Otherwise, I will hit the 3G ceiling too soon and memstore flushes will
happen far before reaching the 600M limit.
On Fri, Jan 18, 2013 at 4:45 AM, Chalcy Raja
> Looking forward to the blog!
> -----Original Message-----
> From: lars hofhansl [mailto:[EMAIL PROTECTED]]
> Sent: Thursday, January 17, 2013 9:24 PM
> To: [EMAIL PROTECTED]
> Subject: Re: Hbase heap size
> You'll need more memory then, or more machines with not much disk
> You can look at it this way:
> - The largest useful region size is 20G (at least that is the current
> common tribal knowledge).
> - Each region has at least one memstore (one per column family actually,
> let's just say one for the sake of argument).
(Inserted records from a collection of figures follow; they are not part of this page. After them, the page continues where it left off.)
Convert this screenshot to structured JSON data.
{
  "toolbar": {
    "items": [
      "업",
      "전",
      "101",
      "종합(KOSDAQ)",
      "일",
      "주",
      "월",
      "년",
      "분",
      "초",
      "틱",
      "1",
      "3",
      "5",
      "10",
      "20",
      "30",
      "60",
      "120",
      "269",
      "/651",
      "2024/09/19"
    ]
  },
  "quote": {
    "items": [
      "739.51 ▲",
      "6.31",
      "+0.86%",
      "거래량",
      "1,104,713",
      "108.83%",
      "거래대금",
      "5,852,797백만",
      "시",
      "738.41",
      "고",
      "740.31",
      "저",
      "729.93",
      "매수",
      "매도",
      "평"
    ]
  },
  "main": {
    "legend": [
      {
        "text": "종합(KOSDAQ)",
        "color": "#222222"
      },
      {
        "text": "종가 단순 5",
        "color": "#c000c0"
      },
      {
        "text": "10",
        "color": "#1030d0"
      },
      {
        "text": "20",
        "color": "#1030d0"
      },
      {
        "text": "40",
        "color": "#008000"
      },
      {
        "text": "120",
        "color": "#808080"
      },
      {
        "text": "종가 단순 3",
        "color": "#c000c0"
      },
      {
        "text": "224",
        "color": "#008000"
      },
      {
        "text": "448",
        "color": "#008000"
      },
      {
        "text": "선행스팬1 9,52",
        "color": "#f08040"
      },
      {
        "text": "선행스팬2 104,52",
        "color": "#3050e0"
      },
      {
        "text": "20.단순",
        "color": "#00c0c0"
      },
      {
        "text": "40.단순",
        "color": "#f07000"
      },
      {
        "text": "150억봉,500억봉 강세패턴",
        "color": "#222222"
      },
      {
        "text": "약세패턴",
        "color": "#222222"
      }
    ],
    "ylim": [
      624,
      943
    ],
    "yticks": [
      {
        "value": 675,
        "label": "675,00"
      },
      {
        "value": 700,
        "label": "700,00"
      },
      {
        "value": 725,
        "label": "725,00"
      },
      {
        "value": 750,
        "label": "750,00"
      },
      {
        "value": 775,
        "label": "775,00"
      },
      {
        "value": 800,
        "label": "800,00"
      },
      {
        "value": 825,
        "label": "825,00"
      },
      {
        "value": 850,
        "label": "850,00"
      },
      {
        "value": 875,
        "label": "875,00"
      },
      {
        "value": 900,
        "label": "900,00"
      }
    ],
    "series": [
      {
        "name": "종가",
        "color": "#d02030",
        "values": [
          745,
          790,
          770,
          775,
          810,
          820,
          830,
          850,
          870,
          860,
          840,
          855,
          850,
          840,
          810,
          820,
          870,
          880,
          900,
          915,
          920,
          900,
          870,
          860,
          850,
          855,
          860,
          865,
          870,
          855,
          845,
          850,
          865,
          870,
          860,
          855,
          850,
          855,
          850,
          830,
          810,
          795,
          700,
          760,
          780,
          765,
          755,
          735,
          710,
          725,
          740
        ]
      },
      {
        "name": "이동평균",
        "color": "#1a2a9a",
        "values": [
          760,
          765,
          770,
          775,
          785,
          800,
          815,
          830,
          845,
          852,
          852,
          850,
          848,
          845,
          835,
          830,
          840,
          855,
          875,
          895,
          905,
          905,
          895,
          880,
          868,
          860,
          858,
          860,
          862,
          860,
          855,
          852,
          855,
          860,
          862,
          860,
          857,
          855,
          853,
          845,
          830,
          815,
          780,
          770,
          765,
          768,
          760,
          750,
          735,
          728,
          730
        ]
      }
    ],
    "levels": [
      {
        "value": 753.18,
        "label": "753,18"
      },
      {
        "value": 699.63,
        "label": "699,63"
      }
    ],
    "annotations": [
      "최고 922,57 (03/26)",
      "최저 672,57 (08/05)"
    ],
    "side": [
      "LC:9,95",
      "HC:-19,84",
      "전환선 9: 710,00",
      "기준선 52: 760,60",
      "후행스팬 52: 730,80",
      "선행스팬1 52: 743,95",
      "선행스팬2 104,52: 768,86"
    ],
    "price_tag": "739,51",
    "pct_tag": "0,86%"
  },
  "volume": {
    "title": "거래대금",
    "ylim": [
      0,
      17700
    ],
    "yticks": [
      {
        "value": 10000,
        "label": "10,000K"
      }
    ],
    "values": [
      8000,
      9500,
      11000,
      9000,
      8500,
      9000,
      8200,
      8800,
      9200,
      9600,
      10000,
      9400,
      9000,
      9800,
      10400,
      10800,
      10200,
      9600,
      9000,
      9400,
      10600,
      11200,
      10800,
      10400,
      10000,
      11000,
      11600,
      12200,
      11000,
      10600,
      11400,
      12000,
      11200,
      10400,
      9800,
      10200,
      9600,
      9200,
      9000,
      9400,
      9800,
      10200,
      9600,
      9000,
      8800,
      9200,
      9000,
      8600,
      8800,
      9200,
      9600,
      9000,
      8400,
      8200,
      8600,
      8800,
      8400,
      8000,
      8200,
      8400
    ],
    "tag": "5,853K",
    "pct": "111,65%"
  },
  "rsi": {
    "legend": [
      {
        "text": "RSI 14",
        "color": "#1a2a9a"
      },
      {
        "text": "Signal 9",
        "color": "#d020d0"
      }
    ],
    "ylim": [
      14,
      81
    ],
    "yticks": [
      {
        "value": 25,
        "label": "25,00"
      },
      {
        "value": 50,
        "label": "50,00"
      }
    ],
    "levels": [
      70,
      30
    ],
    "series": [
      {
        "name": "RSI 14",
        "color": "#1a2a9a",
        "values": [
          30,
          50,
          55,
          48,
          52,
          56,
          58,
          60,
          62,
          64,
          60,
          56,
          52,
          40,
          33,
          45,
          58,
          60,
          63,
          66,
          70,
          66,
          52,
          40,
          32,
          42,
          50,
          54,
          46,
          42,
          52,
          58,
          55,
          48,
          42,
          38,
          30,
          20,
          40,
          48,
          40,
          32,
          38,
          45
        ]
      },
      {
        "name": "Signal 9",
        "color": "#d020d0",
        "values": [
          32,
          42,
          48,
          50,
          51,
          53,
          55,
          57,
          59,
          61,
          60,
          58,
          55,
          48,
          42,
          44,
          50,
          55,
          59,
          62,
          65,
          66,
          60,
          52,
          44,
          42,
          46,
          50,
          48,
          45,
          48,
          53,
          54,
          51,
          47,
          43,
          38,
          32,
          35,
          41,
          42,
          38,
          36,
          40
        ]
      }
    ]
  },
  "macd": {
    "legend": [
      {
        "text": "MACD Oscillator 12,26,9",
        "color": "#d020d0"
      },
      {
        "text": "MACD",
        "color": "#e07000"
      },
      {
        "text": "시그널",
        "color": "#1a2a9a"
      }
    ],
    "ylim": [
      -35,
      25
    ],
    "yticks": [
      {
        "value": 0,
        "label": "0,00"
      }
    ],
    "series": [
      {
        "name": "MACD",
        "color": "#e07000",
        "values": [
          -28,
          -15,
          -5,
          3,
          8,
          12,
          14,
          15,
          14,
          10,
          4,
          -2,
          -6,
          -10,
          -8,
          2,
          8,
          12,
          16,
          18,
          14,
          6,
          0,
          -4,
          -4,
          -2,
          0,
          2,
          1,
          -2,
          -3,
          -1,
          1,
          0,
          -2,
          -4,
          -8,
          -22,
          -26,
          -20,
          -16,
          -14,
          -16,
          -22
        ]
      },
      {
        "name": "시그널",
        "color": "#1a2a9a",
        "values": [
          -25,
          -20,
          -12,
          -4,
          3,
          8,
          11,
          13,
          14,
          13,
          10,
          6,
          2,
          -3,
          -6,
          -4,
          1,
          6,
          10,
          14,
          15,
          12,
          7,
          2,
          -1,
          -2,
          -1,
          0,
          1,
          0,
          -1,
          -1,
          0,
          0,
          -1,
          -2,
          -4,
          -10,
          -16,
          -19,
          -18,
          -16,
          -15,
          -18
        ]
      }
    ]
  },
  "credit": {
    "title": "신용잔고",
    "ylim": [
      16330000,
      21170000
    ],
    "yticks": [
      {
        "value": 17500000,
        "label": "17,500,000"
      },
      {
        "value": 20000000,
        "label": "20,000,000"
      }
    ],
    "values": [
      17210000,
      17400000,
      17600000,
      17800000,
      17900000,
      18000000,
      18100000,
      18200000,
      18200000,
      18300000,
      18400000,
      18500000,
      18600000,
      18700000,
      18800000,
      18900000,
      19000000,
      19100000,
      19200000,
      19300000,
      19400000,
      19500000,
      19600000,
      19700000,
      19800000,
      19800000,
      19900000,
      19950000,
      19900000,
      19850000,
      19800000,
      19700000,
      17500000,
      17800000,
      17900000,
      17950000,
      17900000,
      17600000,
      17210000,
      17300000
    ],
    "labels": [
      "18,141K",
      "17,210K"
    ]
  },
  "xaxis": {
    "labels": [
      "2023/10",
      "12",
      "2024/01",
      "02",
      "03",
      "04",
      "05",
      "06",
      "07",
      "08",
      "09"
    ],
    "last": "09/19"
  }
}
> If you have 10T disks per region server then you need ~170 regions per
> region server (3*20G*170 ~ 10T).
> If you give the memstore 35% of your heap and have 128M memstores you
> would need 170*128M/0.35 G ~ 60G of heap. That's already too large.
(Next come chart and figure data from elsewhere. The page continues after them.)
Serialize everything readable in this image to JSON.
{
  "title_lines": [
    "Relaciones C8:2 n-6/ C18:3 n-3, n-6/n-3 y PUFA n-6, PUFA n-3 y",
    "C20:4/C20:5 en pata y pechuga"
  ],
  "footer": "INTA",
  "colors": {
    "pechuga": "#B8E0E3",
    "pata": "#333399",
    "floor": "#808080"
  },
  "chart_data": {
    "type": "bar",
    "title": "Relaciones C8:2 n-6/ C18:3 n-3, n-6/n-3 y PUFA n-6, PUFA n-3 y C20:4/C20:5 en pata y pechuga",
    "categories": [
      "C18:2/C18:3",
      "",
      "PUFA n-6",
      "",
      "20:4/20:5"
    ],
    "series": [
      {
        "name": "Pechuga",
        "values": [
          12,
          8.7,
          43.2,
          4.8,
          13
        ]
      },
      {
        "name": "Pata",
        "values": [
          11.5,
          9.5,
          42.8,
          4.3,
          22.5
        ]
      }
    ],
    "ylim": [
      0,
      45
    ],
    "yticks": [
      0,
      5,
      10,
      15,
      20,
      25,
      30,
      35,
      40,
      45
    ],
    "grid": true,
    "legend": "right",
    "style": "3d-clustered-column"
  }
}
> If you make the memstores 600M, you'll need 17*600/0.35 G ~ 290G of heap
> (if all memstores are being written to simultaneously).
> There are ways to address that.
> If you expect that not all memstores are written to at the same time, you
> can leave them smaller and increase their size multipliers, which allows
> them to be temporarily larger.
> Again, this is just back of the envelope.
> This is a lengthy topic, I'm planning a blog post around this. There are a
> bunch or parameters that can be tweaked based on workload.
> The main take away for HBase is that you have to match disk space with
> Java heap.
> -- Lars
> From: Varun Sharma <[EMAIL PROTECTED]>
> To: [EMAIL PROTECTED]; lars hofhansl <[EMAIL PROTECTED]>
> Sent: Thursday, January 17, 2013 3:24 PM
> Subject: Re: Hbase heap size
> Thanks for the info. I am looking for a balance where I have a write heavy
> work load and need excellent read latency. So 40 % to block cache for
> caching, 35 % to memstore.
> But I would like to also reduce the number of HFiles and amount of
> compaction activity. So, having few number of regions and much larger
> memstore flush size - like 640M. Could a large memstore flush be a problem
> in some sense ? Are updates blocked on memstore flush ? In my case, I would
> expect a 600M sized memstore to materialize into a 200-300M sized HFile.
> On Thu, Jan 17, 2013 at 2:31 PM, lars hofhansl <[EMAIL PROTECTED]> wrote:
> > A good rule of thumb that I found is to give each region server a Java
> > help that is roughly 1/100th of the size of the disk space per region
> > server.
> > (that is assuming all the default setting: 10G regions, 128M
> > memstores, 40% of heap for memstores, 20% of heap for block cache,
> > 3-way replication)
> > That is, if you give the region server a 10G heap, you can expect to
> > be able to serve about 1T worth of disk space.
> > That can be tweaked of course (increase the region size to 20G, if
> > your load is mostly readonly you shrink the memstores, etc).
> > That way you can reduce that ratio to 1/200 or even less.
> > I'm sure other folks will have more detailed input.